EDIT: The boys loved playing with them when they got home from Kindy.

The next thing that I wanted to clear out was porridge. I had about 1/2 a bag of quick cook oats in the pantry that I really didn't want to waste. On one of my favourite recipe blogs The Southern Lady Cooks posted a recipe perfect for this task. Now, I'm not too keen on the name but I made some "Cow Pattie" Cookies - which I'm now calling "He-who-must-not-be-named" Cookies. Just popping off on a tangent here... but I've just finished the sixth book in the Harry Potter series and I'm a blubbering mess.

My recipe is as follows.


1 cup white sugar
150g  butter
1/2 cup crunchy peanut butter
2 Tbls cocoa
1/4 cup Carnation Light and Creamy Evaporated Milk
1 tsp. vanilla
1 1/2 cups Quick Cooking Oats, uncooked


1) In a saucepan, mix sugar, butter and milk. Bring to the boil and let boil for one minute. 
2) Take off the heat and mix in all other ingredients. 
3) Wait for the mixture to cool slightly and then form into round balls and flatten slightly. Place on waxed paper. 
4) Leave to cool.
This recipe makes about 21 Tablespoon sized biscuits.

Monday, 1 October 2012

Re-purposed, Reused & Recycled

This blog is dedicated to the Pinterest Board Recycle-Repurposed-Reuse <3 

 I had some curtains I was considering getting rid of. They were a bit sentimental though. Mum bought them for Andy's nursery, before we knew Andy was a lad. I love the colour and the design, and I love that they have featured in the nursery of not only Andy, but Joey and the twins.

So... like a good Pinner, I didn't throw them out or give them away, but I stored them in the cupboard for just in case.

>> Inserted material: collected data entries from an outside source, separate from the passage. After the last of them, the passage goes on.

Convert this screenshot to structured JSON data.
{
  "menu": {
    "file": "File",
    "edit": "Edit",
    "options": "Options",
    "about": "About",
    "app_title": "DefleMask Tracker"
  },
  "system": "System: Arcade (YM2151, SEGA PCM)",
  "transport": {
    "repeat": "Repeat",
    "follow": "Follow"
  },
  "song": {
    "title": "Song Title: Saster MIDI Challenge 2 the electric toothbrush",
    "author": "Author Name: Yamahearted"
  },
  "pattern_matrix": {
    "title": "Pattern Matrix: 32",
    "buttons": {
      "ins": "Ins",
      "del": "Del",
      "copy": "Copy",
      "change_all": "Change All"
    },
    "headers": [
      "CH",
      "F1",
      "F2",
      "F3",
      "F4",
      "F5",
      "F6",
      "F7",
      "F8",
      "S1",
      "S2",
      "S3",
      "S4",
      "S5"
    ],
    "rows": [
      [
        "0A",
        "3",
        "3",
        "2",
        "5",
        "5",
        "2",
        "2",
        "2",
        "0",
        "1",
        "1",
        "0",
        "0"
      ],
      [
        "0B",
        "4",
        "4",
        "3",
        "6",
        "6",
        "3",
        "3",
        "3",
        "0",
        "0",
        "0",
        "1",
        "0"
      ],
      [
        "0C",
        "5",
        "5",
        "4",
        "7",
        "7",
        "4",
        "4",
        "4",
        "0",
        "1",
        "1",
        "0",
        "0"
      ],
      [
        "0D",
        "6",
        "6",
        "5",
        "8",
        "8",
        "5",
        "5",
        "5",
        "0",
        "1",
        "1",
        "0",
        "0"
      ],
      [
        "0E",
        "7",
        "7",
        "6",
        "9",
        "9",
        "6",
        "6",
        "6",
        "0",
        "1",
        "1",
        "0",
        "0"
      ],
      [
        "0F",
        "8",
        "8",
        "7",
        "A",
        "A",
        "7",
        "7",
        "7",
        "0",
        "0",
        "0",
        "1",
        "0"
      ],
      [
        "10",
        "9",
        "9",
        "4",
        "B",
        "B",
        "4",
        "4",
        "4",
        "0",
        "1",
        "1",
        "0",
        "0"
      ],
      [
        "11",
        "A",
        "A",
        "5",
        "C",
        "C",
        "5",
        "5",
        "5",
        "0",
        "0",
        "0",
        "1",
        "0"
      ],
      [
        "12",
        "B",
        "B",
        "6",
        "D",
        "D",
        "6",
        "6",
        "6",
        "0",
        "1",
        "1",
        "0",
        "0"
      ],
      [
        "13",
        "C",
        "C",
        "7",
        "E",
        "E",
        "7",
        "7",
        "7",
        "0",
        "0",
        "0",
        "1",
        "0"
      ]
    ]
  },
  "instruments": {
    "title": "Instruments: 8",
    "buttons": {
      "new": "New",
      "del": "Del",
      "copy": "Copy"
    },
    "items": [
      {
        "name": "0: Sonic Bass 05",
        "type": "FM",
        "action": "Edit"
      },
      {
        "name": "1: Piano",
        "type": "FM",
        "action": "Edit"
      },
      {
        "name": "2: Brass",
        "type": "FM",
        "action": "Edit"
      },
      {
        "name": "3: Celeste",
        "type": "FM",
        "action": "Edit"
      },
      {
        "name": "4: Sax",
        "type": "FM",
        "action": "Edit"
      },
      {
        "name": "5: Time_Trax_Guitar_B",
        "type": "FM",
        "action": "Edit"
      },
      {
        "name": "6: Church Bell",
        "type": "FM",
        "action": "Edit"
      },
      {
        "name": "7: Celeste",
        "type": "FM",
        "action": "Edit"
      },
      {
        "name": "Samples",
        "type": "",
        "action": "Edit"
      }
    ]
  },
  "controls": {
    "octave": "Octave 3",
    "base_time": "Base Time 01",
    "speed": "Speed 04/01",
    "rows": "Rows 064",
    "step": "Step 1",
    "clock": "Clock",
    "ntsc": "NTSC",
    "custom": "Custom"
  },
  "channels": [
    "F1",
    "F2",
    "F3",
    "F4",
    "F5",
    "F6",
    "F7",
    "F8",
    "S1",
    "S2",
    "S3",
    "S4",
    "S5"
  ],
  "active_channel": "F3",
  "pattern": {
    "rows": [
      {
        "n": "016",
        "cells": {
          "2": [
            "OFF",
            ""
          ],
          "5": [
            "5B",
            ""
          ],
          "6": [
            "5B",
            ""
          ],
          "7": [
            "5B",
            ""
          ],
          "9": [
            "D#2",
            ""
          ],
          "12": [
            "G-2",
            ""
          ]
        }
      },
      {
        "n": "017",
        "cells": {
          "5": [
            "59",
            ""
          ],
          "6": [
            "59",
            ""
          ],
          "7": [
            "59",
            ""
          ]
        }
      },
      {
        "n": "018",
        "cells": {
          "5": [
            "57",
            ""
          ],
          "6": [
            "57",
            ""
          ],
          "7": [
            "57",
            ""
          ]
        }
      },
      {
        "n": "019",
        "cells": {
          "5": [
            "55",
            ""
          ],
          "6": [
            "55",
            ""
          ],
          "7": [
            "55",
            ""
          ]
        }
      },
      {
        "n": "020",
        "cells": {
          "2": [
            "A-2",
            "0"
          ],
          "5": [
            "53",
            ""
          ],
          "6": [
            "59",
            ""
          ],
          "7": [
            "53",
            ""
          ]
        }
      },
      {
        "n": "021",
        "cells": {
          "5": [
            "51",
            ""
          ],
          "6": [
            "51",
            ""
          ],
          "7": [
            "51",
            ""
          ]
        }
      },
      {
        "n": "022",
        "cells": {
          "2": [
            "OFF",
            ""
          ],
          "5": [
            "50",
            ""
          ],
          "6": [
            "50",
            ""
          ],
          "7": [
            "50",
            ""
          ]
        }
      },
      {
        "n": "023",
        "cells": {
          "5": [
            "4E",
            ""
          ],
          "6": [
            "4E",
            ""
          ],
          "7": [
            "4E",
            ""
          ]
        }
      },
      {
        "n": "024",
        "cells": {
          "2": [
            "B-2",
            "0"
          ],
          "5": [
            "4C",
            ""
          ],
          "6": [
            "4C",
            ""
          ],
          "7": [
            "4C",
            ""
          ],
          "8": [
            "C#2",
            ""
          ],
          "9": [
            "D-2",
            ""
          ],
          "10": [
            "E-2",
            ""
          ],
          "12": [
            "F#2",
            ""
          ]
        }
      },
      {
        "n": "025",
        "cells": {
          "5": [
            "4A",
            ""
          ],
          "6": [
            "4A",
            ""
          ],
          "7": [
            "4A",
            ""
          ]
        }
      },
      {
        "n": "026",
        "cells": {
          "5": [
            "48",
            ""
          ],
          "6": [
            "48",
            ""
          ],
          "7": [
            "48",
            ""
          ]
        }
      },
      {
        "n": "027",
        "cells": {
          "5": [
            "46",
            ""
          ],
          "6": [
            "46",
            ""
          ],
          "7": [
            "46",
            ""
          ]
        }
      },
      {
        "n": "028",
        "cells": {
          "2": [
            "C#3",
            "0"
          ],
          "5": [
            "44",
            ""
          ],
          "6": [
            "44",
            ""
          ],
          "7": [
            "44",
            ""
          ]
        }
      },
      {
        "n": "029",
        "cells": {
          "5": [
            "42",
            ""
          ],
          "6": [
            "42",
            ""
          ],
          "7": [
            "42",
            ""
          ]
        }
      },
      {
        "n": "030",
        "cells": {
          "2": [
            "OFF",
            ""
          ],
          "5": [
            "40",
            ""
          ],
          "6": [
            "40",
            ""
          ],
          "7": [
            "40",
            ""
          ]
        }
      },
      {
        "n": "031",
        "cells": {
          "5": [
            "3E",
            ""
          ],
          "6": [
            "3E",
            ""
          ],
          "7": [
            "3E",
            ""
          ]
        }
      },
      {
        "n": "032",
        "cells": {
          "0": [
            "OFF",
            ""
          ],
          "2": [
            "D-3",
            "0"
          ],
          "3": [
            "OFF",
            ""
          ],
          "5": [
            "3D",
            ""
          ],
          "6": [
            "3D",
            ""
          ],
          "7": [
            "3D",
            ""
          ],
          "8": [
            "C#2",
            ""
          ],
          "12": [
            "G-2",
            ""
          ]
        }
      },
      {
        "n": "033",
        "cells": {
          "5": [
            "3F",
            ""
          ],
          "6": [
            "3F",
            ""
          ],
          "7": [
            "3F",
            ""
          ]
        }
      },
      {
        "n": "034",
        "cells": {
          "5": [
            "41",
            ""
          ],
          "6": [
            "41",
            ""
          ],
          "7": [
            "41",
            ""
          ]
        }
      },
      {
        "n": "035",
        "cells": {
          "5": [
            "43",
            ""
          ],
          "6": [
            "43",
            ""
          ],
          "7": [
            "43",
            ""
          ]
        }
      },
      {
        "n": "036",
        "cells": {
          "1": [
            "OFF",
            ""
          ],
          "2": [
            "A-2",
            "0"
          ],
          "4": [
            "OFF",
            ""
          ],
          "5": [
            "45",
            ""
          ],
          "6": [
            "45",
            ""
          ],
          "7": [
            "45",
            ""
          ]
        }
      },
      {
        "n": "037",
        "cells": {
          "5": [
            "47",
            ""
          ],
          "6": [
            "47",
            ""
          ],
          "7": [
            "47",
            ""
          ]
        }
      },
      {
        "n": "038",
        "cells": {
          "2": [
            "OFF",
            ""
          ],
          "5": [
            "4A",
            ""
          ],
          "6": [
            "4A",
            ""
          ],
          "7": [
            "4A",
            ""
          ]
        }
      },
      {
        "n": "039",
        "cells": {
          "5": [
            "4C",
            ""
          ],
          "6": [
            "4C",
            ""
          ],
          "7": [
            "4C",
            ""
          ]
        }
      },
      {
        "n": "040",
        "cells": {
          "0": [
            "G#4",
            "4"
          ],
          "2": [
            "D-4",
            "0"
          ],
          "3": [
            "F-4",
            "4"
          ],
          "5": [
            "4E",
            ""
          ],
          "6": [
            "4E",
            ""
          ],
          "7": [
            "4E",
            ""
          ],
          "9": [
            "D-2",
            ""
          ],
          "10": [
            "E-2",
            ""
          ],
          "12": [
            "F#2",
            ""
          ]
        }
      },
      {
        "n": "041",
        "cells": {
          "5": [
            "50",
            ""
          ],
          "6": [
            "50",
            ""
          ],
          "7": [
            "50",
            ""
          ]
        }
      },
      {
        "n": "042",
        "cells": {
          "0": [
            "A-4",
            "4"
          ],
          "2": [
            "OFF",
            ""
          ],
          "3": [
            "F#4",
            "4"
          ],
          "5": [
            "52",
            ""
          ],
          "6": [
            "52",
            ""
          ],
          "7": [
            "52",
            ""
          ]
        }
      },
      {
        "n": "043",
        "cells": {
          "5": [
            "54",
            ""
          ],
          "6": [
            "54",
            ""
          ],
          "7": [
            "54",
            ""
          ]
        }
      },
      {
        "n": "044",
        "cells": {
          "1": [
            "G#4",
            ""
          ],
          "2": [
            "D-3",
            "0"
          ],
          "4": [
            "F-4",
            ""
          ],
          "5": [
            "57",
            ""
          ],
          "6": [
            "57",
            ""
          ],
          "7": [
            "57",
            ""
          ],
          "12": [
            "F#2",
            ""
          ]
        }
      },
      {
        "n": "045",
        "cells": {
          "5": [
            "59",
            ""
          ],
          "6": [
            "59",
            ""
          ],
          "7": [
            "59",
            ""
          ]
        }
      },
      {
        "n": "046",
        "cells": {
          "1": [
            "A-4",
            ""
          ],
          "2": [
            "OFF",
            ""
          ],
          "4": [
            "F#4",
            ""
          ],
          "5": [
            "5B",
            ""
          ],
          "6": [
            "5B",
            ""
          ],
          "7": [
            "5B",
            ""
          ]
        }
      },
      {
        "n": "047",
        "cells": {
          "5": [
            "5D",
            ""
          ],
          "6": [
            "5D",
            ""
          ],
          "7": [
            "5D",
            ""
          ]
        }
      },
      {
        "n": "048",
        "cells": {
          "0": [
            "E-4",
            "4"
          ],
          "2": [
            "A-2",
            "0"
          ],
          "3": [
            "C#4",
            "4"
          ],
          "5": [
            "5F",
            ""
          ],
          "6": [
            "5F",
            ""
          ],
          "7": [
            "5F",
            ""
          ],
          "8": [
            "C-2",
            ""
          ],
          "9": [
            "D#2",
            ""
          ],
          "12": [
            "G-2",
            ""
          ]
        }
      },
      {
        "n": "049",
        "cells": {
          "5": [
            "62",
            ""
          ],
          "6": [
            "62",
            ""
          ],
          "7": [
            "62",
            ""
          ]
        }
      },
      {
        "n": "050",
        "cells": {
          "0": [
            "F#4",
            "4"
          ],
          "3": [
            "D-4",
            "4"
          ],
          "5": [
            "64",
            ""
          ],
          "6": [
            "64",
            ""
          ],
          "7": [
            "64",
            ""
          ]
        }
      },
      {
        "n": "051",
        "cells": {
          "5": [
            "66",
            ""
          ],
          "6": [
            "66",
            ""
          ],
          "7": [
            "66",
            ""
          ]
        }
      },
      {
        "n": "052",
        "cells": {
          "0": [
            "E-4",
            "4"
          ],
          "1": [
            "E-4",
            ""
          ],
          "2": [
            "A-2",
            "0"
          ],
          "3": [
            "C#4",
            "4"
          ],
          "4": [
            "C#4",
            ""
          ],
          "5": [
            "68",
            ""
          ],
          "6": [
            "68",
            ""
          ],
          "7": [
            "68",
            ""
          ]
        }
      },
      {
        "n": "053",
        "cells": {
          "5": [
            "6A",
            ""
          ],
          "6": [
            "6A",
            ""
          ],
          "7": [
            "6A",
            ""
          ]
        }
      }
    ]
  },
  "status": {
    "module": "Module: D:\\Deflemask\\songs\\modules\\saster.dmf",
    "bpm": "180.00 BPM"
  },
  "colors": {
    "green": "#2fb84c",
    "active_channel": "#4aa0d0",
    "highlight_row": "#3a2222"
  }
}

The next event that makes this blog what it is, was a hard rubbish day (curb side collection of stuff). I pilfered a little wooden coffee table, that had a bit of a broken shelf. With a couple of new screws and some liquid nails, good as new... but not that pretty.

I thought about making a little seat for the toy room, but with the amount of toys in there, a seat was just going to be something that was going to take up valuable floor space.

Instead, I decided that I would still make a seat, but use it at our entrance to store some shoes underneath, and a place to sit to put them on.

This is how it all happened.

Things I used

Recycled coffee table
White primer
Yellow semi gloss paint
A small paint brush
1 new pillow ($7)
Recycled curtains
Heavy duty stapler

1) I fixed the shelf underneath and gave it a light sand to remove most of the varnish that remained.
2) Prime the paint with a water based primer.
3) I had some left over yellow paint, so I painted 3 coats of semi gloss water based paint, letting it dry between coats.
4) Next, I cut the pillow casing and took out the stuffing. I spread the stuffing out over the chair and had a small over hang on each side, about an inch.
5) I got Mum to hold the fabric taught and then I tacked one staple on each side to hold the fabric in place.
6) Then we flipped the table/chair over and stapled along one end, and then the other end. HOT TIP- cut the fabric with about 2cms then you would normally need, and fold the fabric under creating a little hem. Staple on the hem, and you wont see any fraying.
7) To do the corners, I used this method.
8) Trim the last of the fabric and turn over!